Here we go again with another discussion of the merits of being atheists who believe that "life is a meaningless round of pleasure, pain and machiavellian campaigning" versus religious believers whose minds are "infected......by the gruesome death-worshipping homo-erotics of christianity."

It is interesting to read people like Ezra and Matt who, though they are atheists, would actually like the ability to believe in a deity. I can understand that sentiment, at least in reverse, since I have at times wished for the ability to be an atheist. We are, if nothing else, contrary creatures.

What all this really teaches us, again and again, is that we are not all so different as we would like to believe. The level of arrogance and willful ignorance displayed by religious fundamentalists is equaled only by the same traits we find in the fundamentalist atheists. And there is such a thing as a "fundamentalist atheist," if we are to keep the meaning of the word "fundamentalist" that we usually apply to current Christian fundamentalists.

A fundamentalist is a person who does not allow, either rhetorically or literally, for the existence of views other than his or her own. A belief that our current levels of scientific understanding preclude the existence of anything that cannot be empirically proven is the same type of thinking that produces the certainty that the Earth is 6,000 years old. Is science now to occupy the grave next to God's? Is there no more knowledge to gain, no more understanding?

The scientific proofs against the existence of God are no more valuable than the earlier scientific proofs for the existence of God. Perhaps God can be empirically proved and contacted with the right technology, and when we do he will tell us all the secrets of the universe.

If you can't imagine that technology may one day put us in contact with God, then you're merely standing in a long line of those who have confidently assumed that humanity's scientific development during their lifetime was the apex, the pinnacle, the telos of our ability to explore and learn. I do wonder, though, how many of us want to place ourselves in the company of popes, archbishops and those who ridiculed the Wright brothers.

Of course, a person with religious faith should not need to rely upon the ability to scientifically prove the existence of God or the historicity of the stories in the Bible. I wrote a post some time ago that declared science the winner in its battle with religion. If we are to submit the Bible to a scientific review, then we clearly can see that it is a collection of myths and fables. It's clearly contradictory in many places and just plain wrong on much of its history. The stories it contains are fantastical and often nonsensical. Anyone who strives to believe that the Bible is a scientifically accurate record of verifiable history must put his mind through so many logical contortions it's a wonder that anyone could do it and remain sane.

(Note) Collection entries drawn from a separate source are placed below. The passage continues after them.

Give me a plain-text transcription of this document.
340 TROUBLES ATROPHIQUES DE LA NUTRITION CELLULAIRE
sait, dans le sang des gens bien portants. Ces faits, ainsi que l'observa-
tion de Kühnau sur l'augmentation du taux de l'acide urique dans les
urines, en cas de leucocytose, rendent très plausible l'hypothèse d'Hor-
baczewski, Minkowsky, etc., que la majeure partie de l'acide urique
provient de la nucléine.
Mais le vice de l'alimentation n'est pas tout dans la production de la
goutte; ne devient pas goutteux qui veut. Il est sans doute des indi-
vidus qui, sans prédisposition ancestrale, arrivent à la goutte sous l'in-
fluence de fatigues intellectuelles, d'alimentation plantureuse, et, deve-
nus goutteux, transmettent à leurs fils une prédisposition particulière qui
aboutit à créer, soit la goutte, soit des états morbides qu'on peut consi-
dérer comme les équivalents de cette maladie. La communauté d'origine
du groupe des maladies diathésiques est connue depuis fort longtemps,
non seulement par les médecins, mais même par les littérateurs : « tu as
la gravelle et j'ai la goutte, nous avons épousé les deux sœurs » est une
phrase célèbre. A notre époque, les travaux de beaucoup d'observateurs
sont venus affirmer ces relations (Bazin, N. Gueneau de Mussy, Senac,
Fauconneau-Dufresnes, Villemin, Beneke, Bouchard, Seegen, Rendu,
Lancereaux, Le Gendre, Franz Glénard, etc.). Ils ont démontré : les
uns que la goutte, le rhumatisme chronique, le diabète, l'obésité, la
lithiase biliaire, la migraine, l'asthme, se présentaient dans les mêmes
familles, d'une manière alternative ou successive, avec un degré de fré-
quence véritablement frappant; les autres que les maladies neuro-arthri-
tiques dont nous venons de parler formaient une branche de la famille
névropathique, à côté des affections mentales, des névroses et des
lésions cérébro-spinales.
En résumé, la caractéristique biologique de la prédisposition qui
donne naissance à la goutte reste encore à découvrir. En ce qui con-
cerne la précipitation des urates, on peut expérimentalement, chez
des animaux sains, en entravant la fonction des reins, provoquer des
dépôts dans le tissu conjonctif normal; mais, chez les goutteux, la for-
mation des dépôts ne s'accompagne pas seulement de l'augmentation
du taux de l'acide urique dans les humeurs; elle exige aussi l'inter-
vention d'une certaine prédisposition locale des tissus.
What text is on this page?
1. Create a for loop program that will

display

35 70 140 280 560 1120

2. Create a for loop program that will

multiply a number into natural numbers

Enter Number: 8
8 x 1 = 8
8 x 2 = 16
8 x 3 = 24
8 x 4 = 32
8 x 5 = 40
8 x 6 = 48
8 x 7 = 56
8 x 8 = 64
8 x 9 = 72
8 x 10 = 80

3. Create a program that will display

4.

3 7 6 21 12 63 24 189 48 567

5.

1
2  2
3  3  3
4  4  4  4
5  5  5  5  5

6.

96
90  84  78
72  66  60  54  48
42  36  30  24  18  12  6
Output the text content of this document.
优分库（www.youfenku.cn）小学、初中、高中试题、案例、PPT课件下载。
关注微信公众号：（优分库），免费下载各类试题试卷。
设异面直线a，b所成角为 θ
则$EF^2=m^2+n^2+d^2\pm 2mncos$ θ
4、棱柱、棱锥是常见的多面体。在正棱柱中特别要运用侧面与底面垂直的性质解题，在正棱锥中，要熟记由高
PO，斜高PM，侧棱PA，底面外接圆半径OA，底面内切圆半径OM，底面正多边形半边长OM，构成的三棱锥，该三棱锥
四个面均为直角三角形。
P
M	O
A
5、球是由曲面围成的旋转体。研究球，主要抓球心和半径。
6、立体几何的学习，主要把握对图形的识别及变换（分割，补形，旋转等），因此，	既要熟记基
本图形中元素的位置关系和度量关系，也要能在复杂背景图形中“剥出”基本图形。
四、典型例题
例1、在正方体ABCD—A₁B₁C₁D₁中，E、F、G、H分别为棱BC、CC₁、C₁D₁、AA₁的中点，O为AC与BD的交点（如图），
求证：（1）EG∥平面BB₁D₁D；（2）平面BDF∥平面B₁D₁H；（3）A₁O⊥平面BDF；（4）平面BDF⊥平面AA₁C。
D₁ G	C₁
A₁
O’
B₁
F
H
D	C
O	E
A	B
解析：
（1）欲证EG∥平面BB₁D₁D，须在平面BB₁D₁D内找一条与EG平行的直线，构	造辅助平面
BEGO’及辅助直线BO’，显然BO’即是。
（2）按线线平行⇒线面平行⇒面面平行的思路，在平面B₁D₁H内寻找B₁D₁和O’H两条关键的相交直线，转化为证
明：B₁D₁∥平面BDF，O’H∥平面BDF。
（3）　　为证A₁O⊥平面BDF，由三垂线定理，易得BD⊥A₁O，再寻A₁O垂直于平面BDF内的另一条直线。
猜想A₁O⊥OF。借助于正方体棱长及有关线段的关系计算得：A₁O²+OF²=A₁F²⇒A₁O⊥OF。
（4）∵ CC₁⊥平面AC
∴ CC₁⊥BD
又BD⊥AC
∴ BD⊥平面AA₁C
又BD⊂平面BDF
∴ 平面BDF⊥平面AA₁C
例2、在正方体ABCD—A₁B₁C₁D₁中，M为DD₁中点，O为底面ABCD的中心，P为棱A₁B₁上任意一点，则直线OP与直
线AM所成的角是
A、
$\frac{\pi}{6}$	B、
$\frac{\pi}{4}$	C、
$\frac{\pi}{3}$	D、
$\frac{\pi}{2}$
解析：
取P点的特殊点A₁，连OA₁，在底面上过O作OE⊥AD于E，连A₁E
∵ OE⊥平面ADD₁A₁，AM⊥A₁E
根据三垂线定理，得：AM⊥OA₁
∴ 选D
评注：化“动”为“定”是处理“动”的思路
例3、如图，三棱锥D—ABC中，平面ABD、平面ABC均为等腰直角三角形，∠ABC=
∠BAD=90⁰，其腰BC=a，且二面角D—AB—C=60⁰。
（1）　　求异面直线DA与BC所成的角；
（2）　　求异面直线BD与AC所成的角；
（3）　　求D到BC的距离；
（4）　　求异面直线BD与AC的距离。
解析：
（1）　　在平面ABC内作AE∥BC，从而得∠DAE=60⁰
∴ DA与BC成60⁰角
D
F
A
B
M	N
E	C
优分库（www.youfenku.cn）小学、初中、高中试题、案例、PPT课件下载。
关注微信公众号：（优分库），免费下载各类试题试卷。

But there is no reason to subject the Bible to such scrutiny. There is no reason to place our current scientific understanding in a position of authority over the contents of the Bible. The Bible simply doesn't make claims about science. That a statistically insignificant portion of all the Christians in history have for the last 100 years or so tried to say that it does make such claims doesn't mean that anyone needs to take them at their word.

To restrict one's views of Christianity to that type practiced and presented by current American Evangelicalism is rhetorically desirable but intellectually lazy. As one of of the millions of believers who are not represented by the likes of Dobson and Falwell, I'd like to add that we're sick of it. Entering a comment thread in order to declare that all people with religious faith are delusional simpletons who choose comforting lies because of their character flaws is, bluntly, to parade one's own ignorance and prejudices.